SELA JANE AHOLELEI - How does Henderson Island, an uninhabited atoll, accumulate so much rubbish?
JL - So Henderson, a key point to... Henderson is uninhabited and always has been, so there is no human population there. If ever there was a speck of land on this planet that should be pristine from end to end, it's Henderson. It's 5,000km from the nearest metropolitan centre. It's World Heritage listed. It's been on the UNESCO list since 1988. It's contained within the second largest marine park in the world. It's remarkably remote and special and yet here it is plagued with the waste of the modern world. It' s a problem, a real problem.
SJA - Comments around this new finding are comparing plastic pollution to climate change because of its threat to humanity. Is this fair to say?
JL - Climate change like so many global threats is just that. It's a widespread threat that affects each and everyone of us relatively equally, so whether that's ocean acidification or sea level rise, we all contribute to it and we are all going to bear the repercussions of it, and another key point in that is if we don't all work together, we can't solve these problems, so one country can't fix climate change because we need to work together. The same can be said for plastic. It's an international issue and like climate change, it's rapidly increasing in severity, even more so than climate change. I think a couple of points of distinction there are climate change has been relatively slow to change and that is part of why people struggle to grasp these changes and to feel motivated to do something about it. With plastics, that's not the case. We've only been mass producing plastic for about 70 years and the rate it which its accumulated in the ocean and the impact it's having on wildlife is phenomenal. Our current estimates are in excess of 5 trillion pieces of plastic in just the surface layer of the world's oceans and more than 1,200 marine species negatively impacted. I mean if that doesn't set off alarm bells, I honestly don't know what will.
SJA - The increase in the density of plastic rubbish in such a short period of time, you said around 70 years, illustrates how serious of an issue plastic pollution is...
JL - Yeah so like I said the global estimate is about 1,200 marine species impacted as of 2016 and that number has increased rapidly in recent years, so in the mid 1990s, the estimate was only 265 marine species. In 2015, that was 693 marine species. Between 2015 and 2016-17 in the span of a year, perhaps two years at the very most, that number sky rocketed from 693 marine species negatively impacted to more than 1,200. Now that's an artefact of more people, more scientists looking for impacts, but it's also a true reflection of the scale of the problem that we now face.
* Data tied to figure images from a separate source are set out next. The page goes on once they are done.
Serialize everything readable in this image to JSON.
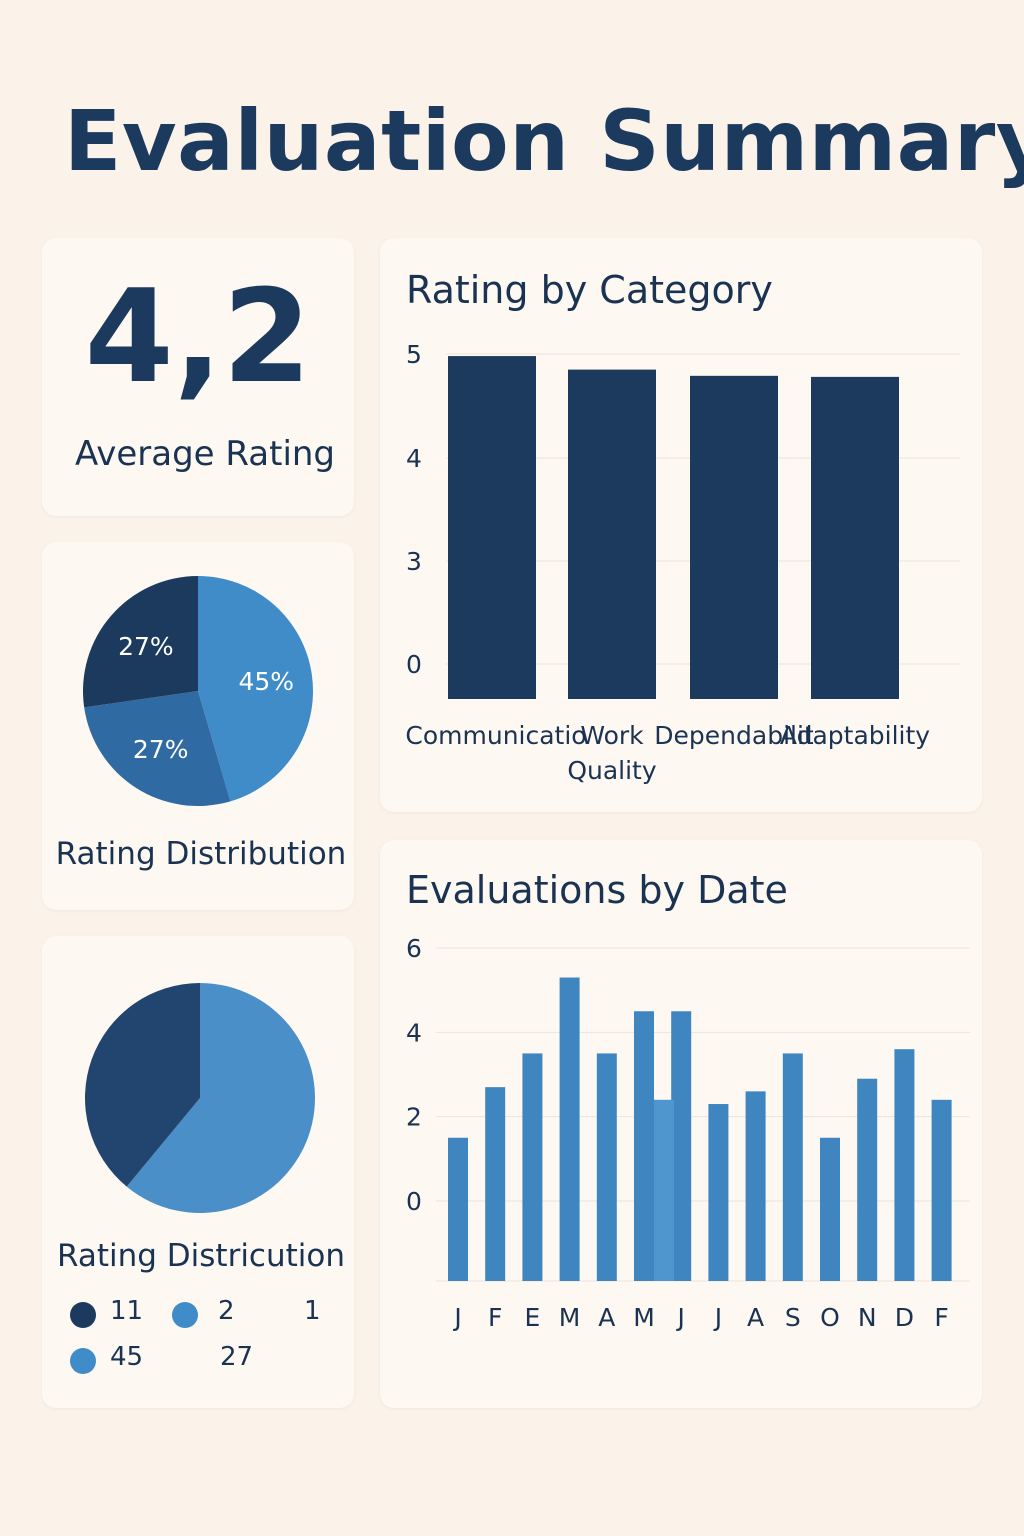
{
  "page": {
    "title": "Evaluation Summary"
  },
  "summary": {
    "value": "4,2",
    "label": "Average Rating"
  },
  "colors": {
    "dark": "#1c3a5e",
    "mid": "#2f6aa3",
    "light": "#3f8cc9",
    "bar_blue": "#3f86c1"
  },
  "chart_data": [
    {
      "type": "pie",
      "title": "Rating Distribution",
      "slices": [
        {
          "label": "45%",
          "value": 45,
          "color": "#3f8cc9"
        },
        {
          "label": "27%",
          "value": 27,
          "color": "#2f6aa3"
        },
        {
          "label": "27%",
          "value": 27,
          "color": "#1c3a5e"
        }
      ]
    },
    {
      "type": "pie",
      "title": "Rating Districution",
      "slices": [
        {
          "value": 61,
          "color": "#4a8fc8"
        },
        {
          "value": 39,
          "color": "#21456e"
        }
      ],
      "legend": [
        {
          "label": "11",
          "color": "#1c3a5e"
        },
        {
          "label": "2",
          "color": "#3f8cc9"
        },
        {
          "label": "1",
          "color": ""
        },
        {
          "label": "45",
          "color": "#3f8cc9"
        },
        {
          "label": "27",
          "color": ""
        }
      ]
    },
    {
      "type": "bar",
      "title": "Rating by Category",
      "categories": [
        "Communicatio",
        "Work\nQuality",
        "Dependabilit",
        "Adaptability"
      ],
      "values": [
        4.98,
        4.85,
        4.79,
        4.78
      ],
      "yticks": [
        "0",
        "3",
        "4",
        "5"
      ],
      "color": "#1c3a5e",
      "grid": true
    },
    {
      "type": "bar",
      "title": "Evaluations by Date",
      "categories": [
        "J",
        "F",
        "E",
        "M",
        "A",
        "M",
        "J",
        "J",
        "A",
        "S",
        "O",
        "N",
        "D",
        "F"
      ],
      "values": [
        1.5,
        2.7,
        3.5,
        5.3,
        3.5,
        4.5,
        4.5,
        2.3,
        2.6,
        3.5,
        1.5,
        2.9,
        3.6,
        2.4
      ],
      "extra_bars": [
        {
          "after_index": 5,
          "value": 2.4
        }
      ],
      "yticks": [
        "0",
        "2",
        "4",
        "6"
      ],
      "ylim": [
        0,
        6
      ],
      "color": "#3f86c1",
      "grid": true
    }
  ]
}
SJA - What do you see as a solution to help counter plastic pollution?
JL - There's a couple of key things that I kind of like to say is; recycle really should be the last stop on your list. There's the 3 R's. Reduce, reuse, recycle and reduce really needs to be number one key. We need to reduce our addiction and our consumption patterns first of all. Recycle is really, the end point and it should be where you go when you have no other option. It's not the quick fix that we all think it is. It's plagued with problems. It's an imperfect solution. The other one that I would like to add to that is a fourth R, which is Refuse. Refuse plastic straws, plastic bags, plastic microbead scrubs in your products. All of those kind of things, there is a lot that we can all do to refuse plastic in the first place and it is that collective movement that will have the largest impact. Individuals do matter, but it's when we scale it up with our whole society, when we all kind of change the norm. Right now I'm the weirdo that collects other people's rubbish from storm water drains because I know that if it sneaks into storm water drains, it sneaks into the ocean, but maybe one day I won't be a weirdo anymore and it will be common place for us to all collect other people's rubbish because we're all aware of exactly where it's headed and what that all means.